You are assigning a string literal to s, so it's fine which is usually stored in the read-only section. Otherwise, you'll need to malloc for the ptr->s as well and free. Since, it's a string literal, there's no need to free s here (doing so is UB).
mix* ptr is allocated on the stack. The contents that ptr point at, a variable of type mix, is allocated dynamically on the heap, including the pointer s.
Please note that s doesn't point at anything, the pointer doesn't do anything useful. You have to set it to point at something, which could be allocated anywhere. Whatever it points to is not freed when your struct is freed. In this case you set it to point at a constant string literal allocated in ROM, so you won't need to worry about that.
Is *s allocated on the stack
*s (that is, the result of dereferencing the pointer s) isn't allocated at all. Following the malloc, ptr->s is an uninitialized pointer. It doesn't point to anything, and the expression *(ptr->s) has undefined behavior until you do ptr->s = "Hi, etc".
Once you've initialized ptr->s to point to the string literal, *(ptr->s) is the first character of the string literal, so it probably exists in some data section of the executable. Nothing is dynamically allocated other than the sizeof(mix) bytes for the struct (probably 12 bytes on a 32bit implementation).
what happens with the actual char pointer? Where is it stored?
char* is also like other members, take some bytes(take 8 byte in 64 bit machine, similar to other pointer). In your case, you are allocating memory for that structure instance in heap. so the memory for this pointer also will be allocated in same heap block which is allocated for that structure instance.
Consider this code. This gives where the char* will be:
#include <stdio.h>
typedef struct
{
int a;
float b;
char *s;
}mix;
int main()
{
printf("\n%d ,float:%d, int:%d, char*:%d", sizeof(mix), sizeof(float), sizeof(int), sizeof(char*));
return 0;
}
so size of this structure is 16 bytes. consist of 4 byte integer, 4 byte float and 8 byte char*. (In 64 bit OS, char* will be 4 bytes if OS is 32 bit.)
And once the struct is freed, is the char pointer freed along with it?
Usually the block which is pointed by char* will not be freed(If it points to a block allocated by malloc()). only the structure block will be freed. we know free() needs valid address which is returned during allocation for peaceful de-allocation. If you free without freeing that char*, it will leads to memory leak.

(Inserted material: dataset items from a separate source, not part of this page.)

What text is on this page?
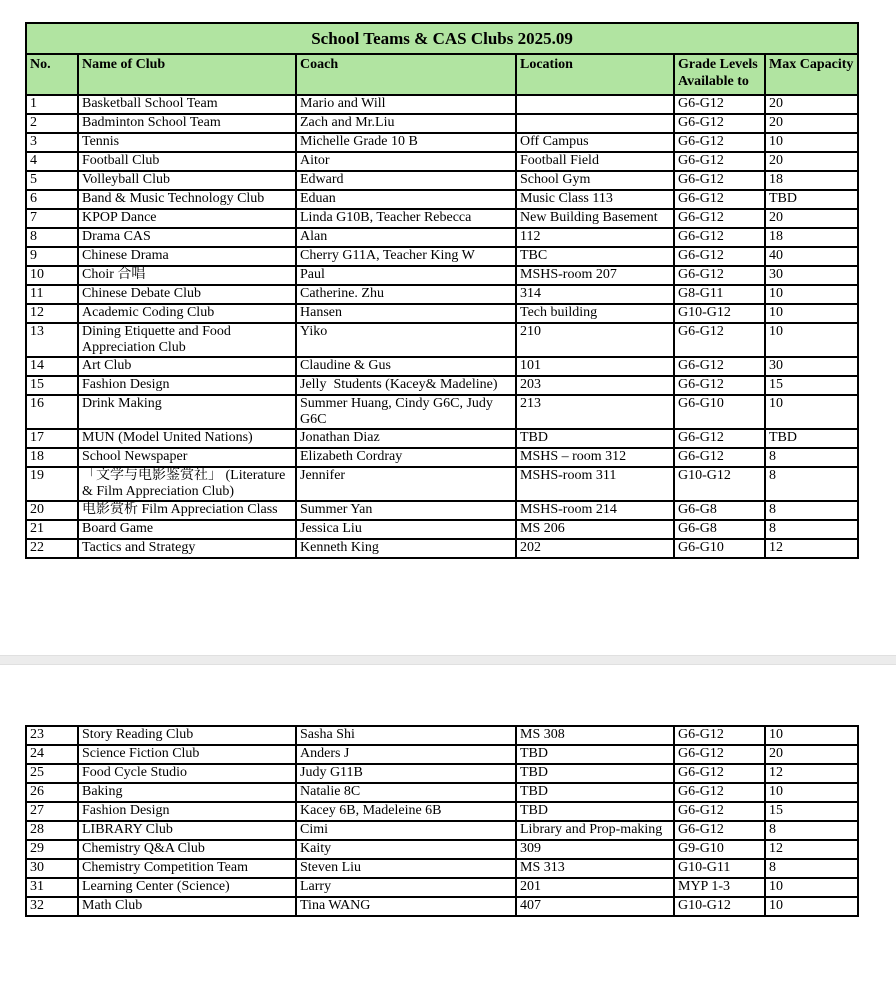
School Teams & CAS Clubs 2025.09					
No.	Name of Club	Coach	Location	Grade Levels Available to	Max Capacity
1	Basketball School Team	Mario and Will		G6-G12	20
2	Badminton School Team	Zach and Mr.Liu		G6-G12	20
3	Tennis	Michelle Grade 10 B	Off Campus	G6-G12	10
4	Football Club	Aitor	Football Field	G6-G12	20
5	Volleyball Club	Edward	School Gym	G6-G12	18
6	Band & Music Technology Club	Eduan	Music Class 113	G6-G12	TBD
7	KPOP Dance	Linda G10B, Teacher Rebecca	New Building Basement	G6-G12	20
8	Drama CAS	Alan	112	G6-G12	18
9	Chinese Drama	Cherry G11A, Teacher King W	TBC	G6-G12	40
10	Choir 合唱	Paul	MSHS-room 207	G6-G12	30
11	Chinese Debate Club	Catherine. Zhu	314	G8-G11	10
12	Academic Coding Club	Hansen	Tech building	G10-G12	10
13	Dining Etiquette and Food Appreciation Club	Yiko	210	G6-G12	10
14	Art Club	Claudine & Gus	101	G6-G12	30
15	Fashion Design	Jelly  Students (Kacey& Madeline)	203	G6-G12	15
16	Drink Making	Summer Huang, Cindy G6C, Judy G6C	213	G6-G10	10
17	MUN (Model United Nations)	Jonathan Diaz	TBD	G6-G12	TBD
18	School Newspaper	Elizabeth Cordray	MSHS – room 312	G6-G12	8
19	「文学与电影鉴赏社」 (Literature & Film Appreciation Club)	Jennifer	MSHS-room 311	G10-G12	8
20	电影赏析 Film Appreciation Class	Summer Yan	MSHS-room 214	G6-G8	8
21	Board Game	Jessica Liu	MS 206	G6-G8	8
22	Tactics and Strategy	Kenneth King	202	G6-G10	12
23	Story Reading Club	Sasha Shi	MS 308	G6-G12	10
24	Science Fiction Club	Anders J	TBD	G6-G12	20
25	Food Cycle Studio	Judy G11B	TBD	G6-G12	12
26	Baking	Natalie 8C	TBD	G6-G12	10
27	Fashion Design	Kacey 6B, Madeleine 6B	TBD	G6-G12	15
28	LIBRARY Club	Cimi	Library and Prop-making	G6-G12	8
29	Chemistry Q&A Club	Kaity	309	G9-G10	12
30	Chemistry Competition Team	Steven Liu	MS 313	G10-G11	8
31	Learning Center (Science)	Larry	201	MYP 1-3	10
32	Math Club	Tina WANG	407	G10-G12	10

But your case "Hi, there, I'm just a really long string.";
the above given string is string literal which is allocated in read-only section of your program.
use gcc -S Yourprogram.c
This will generate .s file. You can look at .read_only section for this string. so even you delete your structure instance, there will be no memory leak. Because you are just pointing a address which is read-only. You are not at-all allocating memory for this string.